Our starting point for this study was that polyfunctional T cells, capable of carrying out a range of functions simultaneously, exhibit superior protective immunity (9
). We can speculate that measuring multiple functions on a per cell basis may more closely reflect the ability of CD8+ T cells to impart antiviral effects and may be more relevant than focusing only on one function, such as IFNγ. However, the combination of specific functions rather the number of functions per se
may offer a more refined and accurate assessment of protective immunity (50
). Upregulation of perforin has recently been highlighted as an important indicator of cytotoxic potential for control of HIV (51
). This is also a consideration in the question of how maturation profiles of CD8+ T cells and functional abilities are linked, since specific functions such as perforin and IL-2 may indeed be associated with particular memory phenotypes, whilst other functions may not be as tightly regulated. Loss of CD28 expression appears to be coupled to loss of IL-2 production, whilst T-bet expression correlates with perforin upregulation (53
). In our study, we did not measure perforin and nor could we detect IL-2 responses. Indeed, CMV-specific CD8+ T cells rarely produce IL-2 (53
) and IL-2 production in the context of HIV infection is confined to long-term non-progressors (54
Excessive activation of the immune system can influence both the function and phenotype of CD8+ T cells. Several studies have described the upregulation of PD-1 and other inhibitory receptors such as CD160, 2B4 and LAG3 on CD8+ T cells in chronic viral infections, including HIV, which results in defective cytokine production and lack of polyfunctional responses. This can be partially reversed by blocking the interaction of these receptors with their ligands (56
). Yamamoto and colleagues (37
) recently described elevated levels and co-expression of several negative regulators on HIV-specific CD8+ T cells compared to CMV-specific cells. Co-expression of these inhibitory receptors correlated inversely with polyfunctionality, and PD-1 blockade restored cytokine production. It would thus be of interest to determine whether, in HIV infection, the memory maturation profile of HIV-specific CD8+ T cells coincides with their degree of functional inhibition.

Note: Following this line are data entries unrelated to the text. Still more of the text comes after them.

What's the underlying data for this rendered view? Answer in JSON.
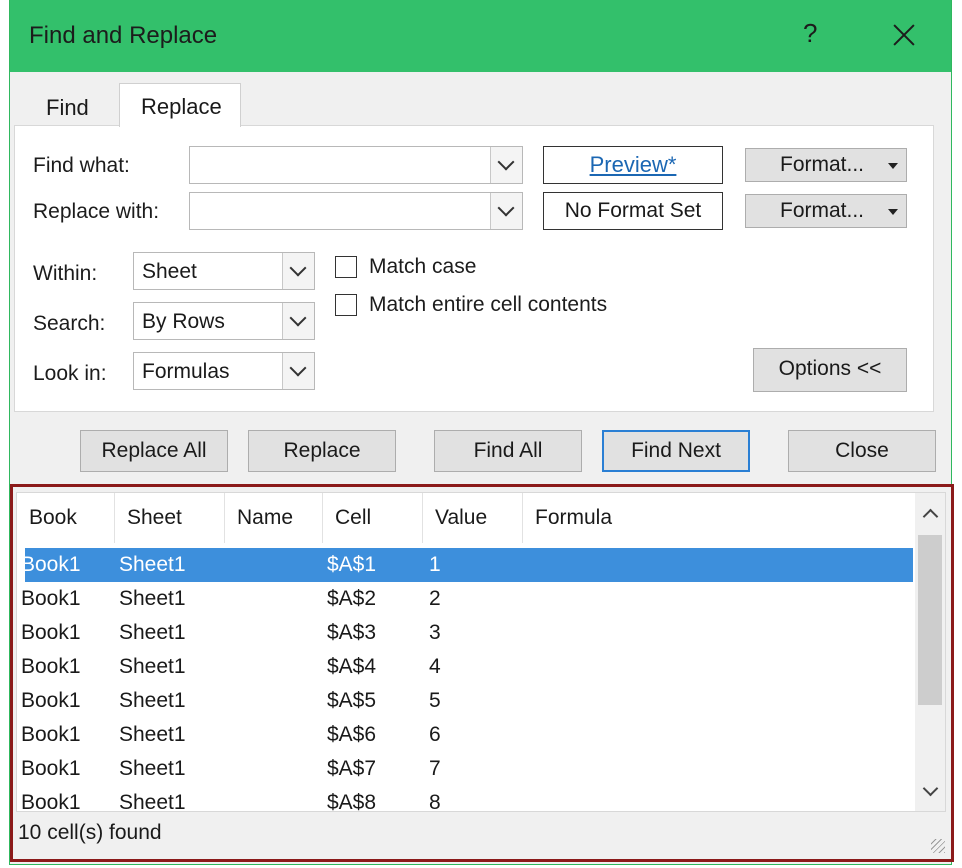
{
  "dialog": {
    "title": "Find and Replace",
    "help": "?"
  },
  "tabs": {
    "find": "Find",
    "replace": "Replace"
  },
  "fields": {
    "find_what_label": "Find what:",
    "replace_with_label": "Replace with:",
    "find_what_value": "",
    "replace_with_value": ""
  },
  "format": {
    "preview": "Preview*",
    "no_format": "No Format Set",
    "format_btn": "Format..."
  },
  "options": {
    "within_label": "Within:",
    "within_value": "Sheet",
    "search_label": "Search:",
    "search_value": "By Rows",
    "lookin_label": "Look in:",
    "lookin_value": "Formulas",
    "match_case": "Match case",
    "match_entire": "Match entire cell contents",
    "match_case_checked": false,
    "match_entire_checked": false,
    "options_btn": "Options <<"
  },
  "buttons": {
    "replace_all": "Replace All",
    "replace": "Replace",
    "find_all": "Find All",
    "find_next": "Find Next",
    "close": "Close"
  },
  "results": {
    "columns": [
      "Book",
      "Sheet",
      "Name",
      "Cell",
      "Value",
      "Formula"
    ],
    "rows": [
      [
        "Book1",
        "Sheet1",
        "",
        "$A$1",
        "1",
        ""
      ],
      [
        "Book1",
        "Sheet1",
        "",
        "$A$2",
        "2",
        ""
      ],
      [
        "Book1",
        "Sheet1",
        "",
        "$A$3",
        "3",
        ""
      ],
      [
        "Book1",
        "Sheet1",
        "",
        "$A$4",
        "4",
        ""
      ],
      [
        "Book1",
        "Sheet1",
        "",
        "$A$5",
        "5",
        ""
      ],
      [
        "Book1",
        "Sheet1",
        "",
        "$A$6",
        "6",
        ""
      ],
      [
        "Book1",
        "Sheet1",
        "",
        "$A$7",
        "7",
        ""
      ],
      [
        "Book1",
        "Sheet1",
        "",
        "$A$8",
        "8",
        ""
      ]
    ],
    "selected_row": 0,
    "status": "10 cell(s) found"
  },
  "colors": {
    "titlebar": "#33c06b",
    "selection": "#3d8fdc",
    "results_border": "#8b1a1a"
  }
}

In conclusion, our data show that the polyfunctional abilities of HIV-specific CD8+ T cells are influenced by the stage of memory differentiation, which is not the case for CMV-specific responses. This emphasizes that different pathogens generate CD8+ T cell responses with distinct polyfunctional-memory subset profiles; this may reflect the distinct life histories of pathogens and their interactions with the immune system. A better understanding of which memory-function combinations lead to superior and durable protective immunity against HIV is needed.